1934, Quran Ahmadiyah Cetakan Bandung, Bacaan Pendiri Bangsa

ahmadiyah

Saat saya berjumpa dengan seorang kawan dosen sejarah, ia protes kenapa di pengantar terjemah al-Qur’an sekarang ada yang dihilangkan. Ia bilang bahwa dulu ada satu kalimat yang menyebutkan bahwa ‘Ahmadiyah memiliki peran dalam penerbitan dan penerjemahan al-Qur’an di Indonesia. Si Dosen memperlihatkan Quran dan terjemahnya yang tebal, yang pengantarnya seperti diktat ulumul Quran. Saya jawab diplomatis bahwa, pengantar itu sudah tidak lagi dipakai secara resmi.

Catatan: Karena tertulis Batavia, awalnya saya menduga bahwa Quran ini dicetak di Batavia (Jakarta). Ternyata penerbit Visser & Co berkedudukan di Bandung. Mungkin maksud ‘Batavia’ adalah Indonesia. Gedung percetakan Visser & Co kini lebih dikenal sebagai Gedung Merdeka yang berada di Jl. Asia Afrika Bandung.
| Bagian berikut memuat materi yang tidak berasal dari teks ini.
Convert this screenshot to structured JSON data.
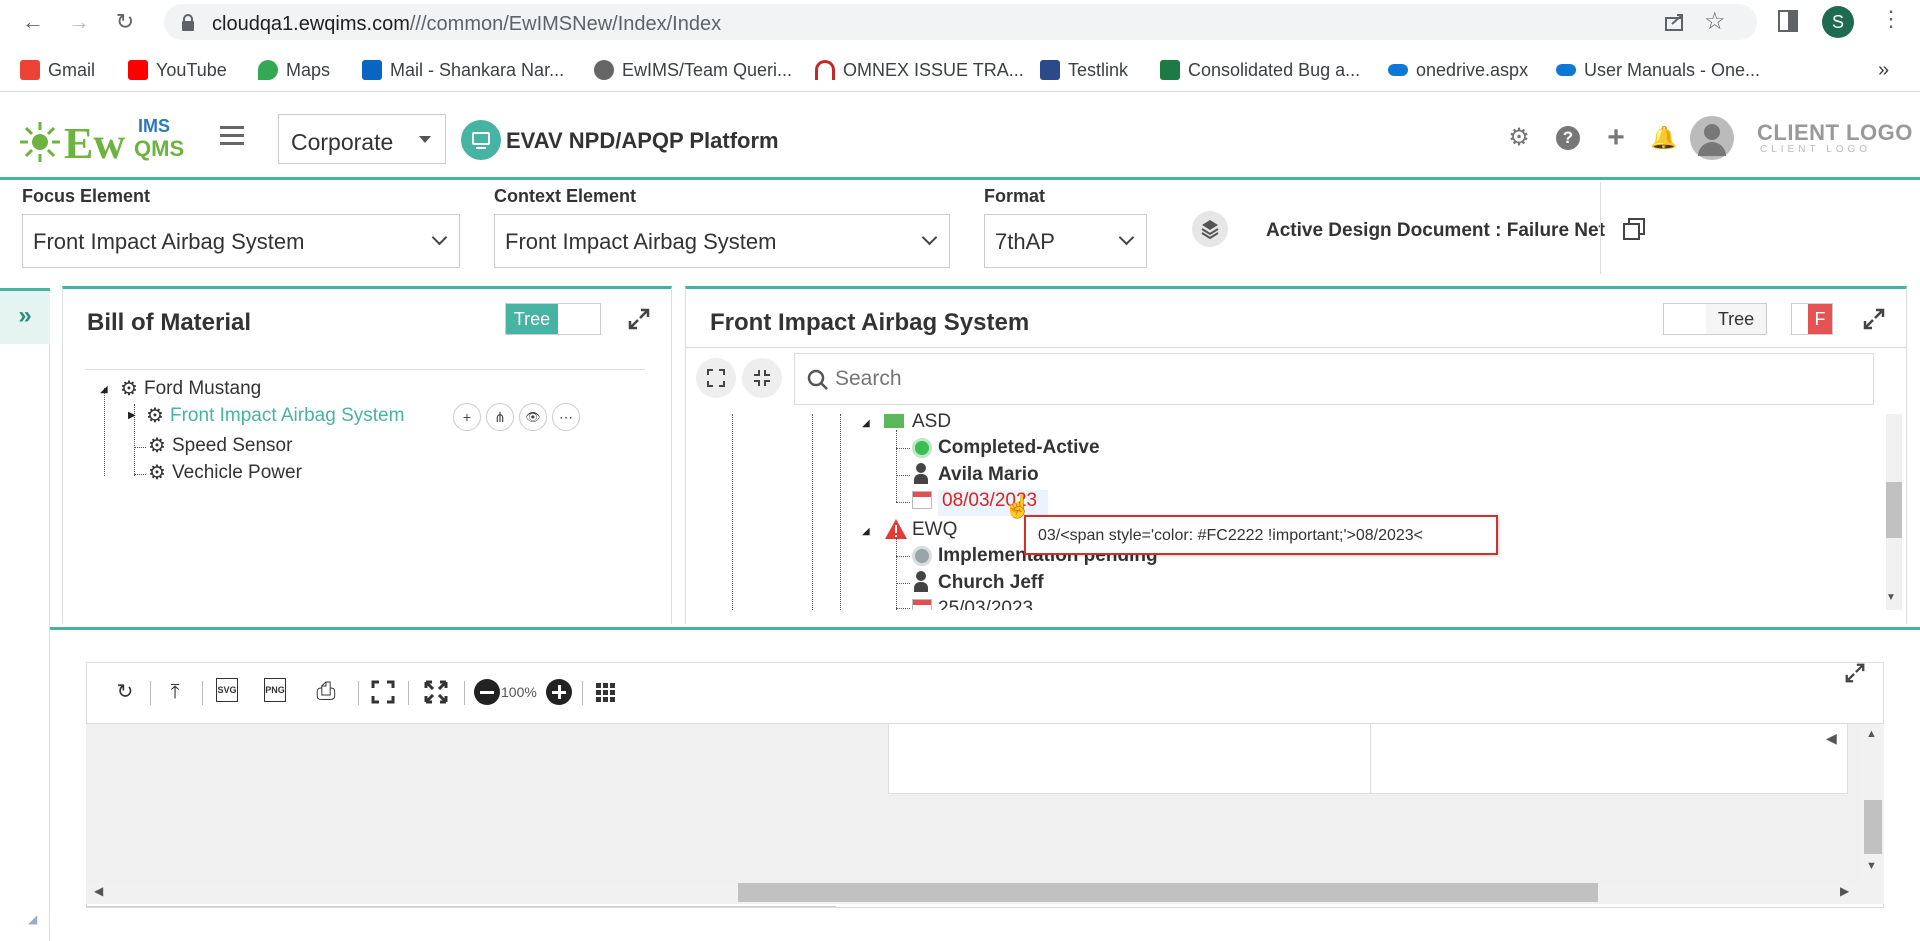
{
  "browser": {
    "url_host": "cloudqa1.ewqims.com",
    "url_path": "///common/EwIMSNew/Index/Index",
    "profile_initial": "S",
    "bookmarks": [
      "Gmail",
      "YouTube",
      "Maps",
      "Mail - Shankara Nar...",
      "EwIMS/Team Queri...",
      "OMNEX ISSUE TRA...",
      "Testlink",
      "Consolidated Bug a...",
      "onedrive.aspx",
      "User Manuals - One..."
    ]
  },
  "header": {
    "logo_text": "Ew",
    "logo_sub_top": "IMS",
    "logo_sub_bottom": "QMS",
    "corporate_select": "Corporate",
    "platform_title": "EVAV NPD/APQP Platform",
    "client_logo": "CLIENT LOGO",
    "client_logo_sub": "CLIENT LOGO"
  },
  "selectors": {
    "focus_label": "Focus Element",
    "focus_value": "Front Impact Airbag System",
    "context_label": "Context Element",
    "context_value": "Front Impact Airbag System",
    "format_label": "Format",
    "format_value": "7thAP",
    "active_doc": "Active Design Document : Failure Net"
  },
  "bom": {
    "title": "Bill of Material",
    "toggle_label": "Tree",
    "nodes": [
      "Ford Mustang",
      "Front Impact Airbag System",
      "Speed Sensor",
      "Vechicle Power"
    ],
    "node_actions": [
      "+",
      "⋔",
      "👁",
      "⋯"
    ]
  },
  "detail": {
    "title": "Front Impact Airbag System",
    "toggle_label": "Tree",
    "toggle2_label": "F",
    "search_placeholder": "Search",
    "nodes": {
      "asd": "ASD",
      "asd_status": "Completed-Active",
      "asd_person": "Avila Mario",
      "asd_date": "08/03/2023",
      "ewq": "EWQ",
      "ewq_status": "Implementation pending",
      "ewq_person": "Church Jeff",
      "ewq_date": "25/03/2023"
    },
    "tooltip": "03/<span style='color: #FC2222 !important;'>08/2023<"
  },
  "diagram": {
    "zoom": "100%",
    "tools": [
      "refresh",
      "upload",
      "svg",
      "png",
      "print",
      "fit",
      "fullscreen",
      "zoom-out",
      "zoom-in",
      "grid"
    ]
  },
  "colors": {
    "accent": "#47b3a3",
    "date_red": "#e02020",
    "tooltip_border": "#d32f2f"
  }
}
Cetakan ini merupakan Al-Qur’an dan terjemahannya dalam bahasa Belanda. Sampul berwarna hijau tua, di bawah kaligrafi bertangkup ‘Lā yamassuhu illā al-mu¯ahharūn tanzīl min rabbi al-‘ālamīn’ tertulis ‘De Heilige Qur-an’ (al-Qur’an Suci). Al-Qur’an ini merupakan terjemahan dari tafsir karya Maulvi Muhammad Ali, Presiden Ahmadiyah Anjuman Ish’attul Islam Lahore India, ke dalam bahasa Belanda oleh Soedewo.

Dicetak oleh Penerbit Visser & Co, Batavia, pada 30 Juli 1934 dan disebarluaskan oleh Gerakan Ahmadiyah Indonesia (Aliran Lahore). Terjemahan Al-Qur’an inilah yang digunakan oleh beberapa tokoh perjuangan era kolonial seperti Soekarno. Al-Qur’an serupa, namun dalam bahasa Jawa, juga diterbitkan oleh Gerakan Ahmadiyah Lahore pada tahun 1958, yaitu Qur’an Sutji, Djarwa Djawi.

Al-Qur’an dan terjemahannya ini setebal 1225 halaman. Pada bagian awal disertakan ulumul Qur’an, dan pada bagian akhir dilengkapi indeks. Teks ayat sudah menggunakan tanda waqaf; nomor ayat hanya pada terjemahannya; ayat dan terjemahannya terdapat pada satu halaman; pada bagian bawah banyak tertulis catatan kaki (tafsir ayat). Pembagian ayat dalam setiap surah dilakukan per tema dengan menggunakan istilah ‘paragraf’ (‘ain). Khat yang digunakan mirip dengan khat gaya Pakistan yang masih dipakai hingga sekarang.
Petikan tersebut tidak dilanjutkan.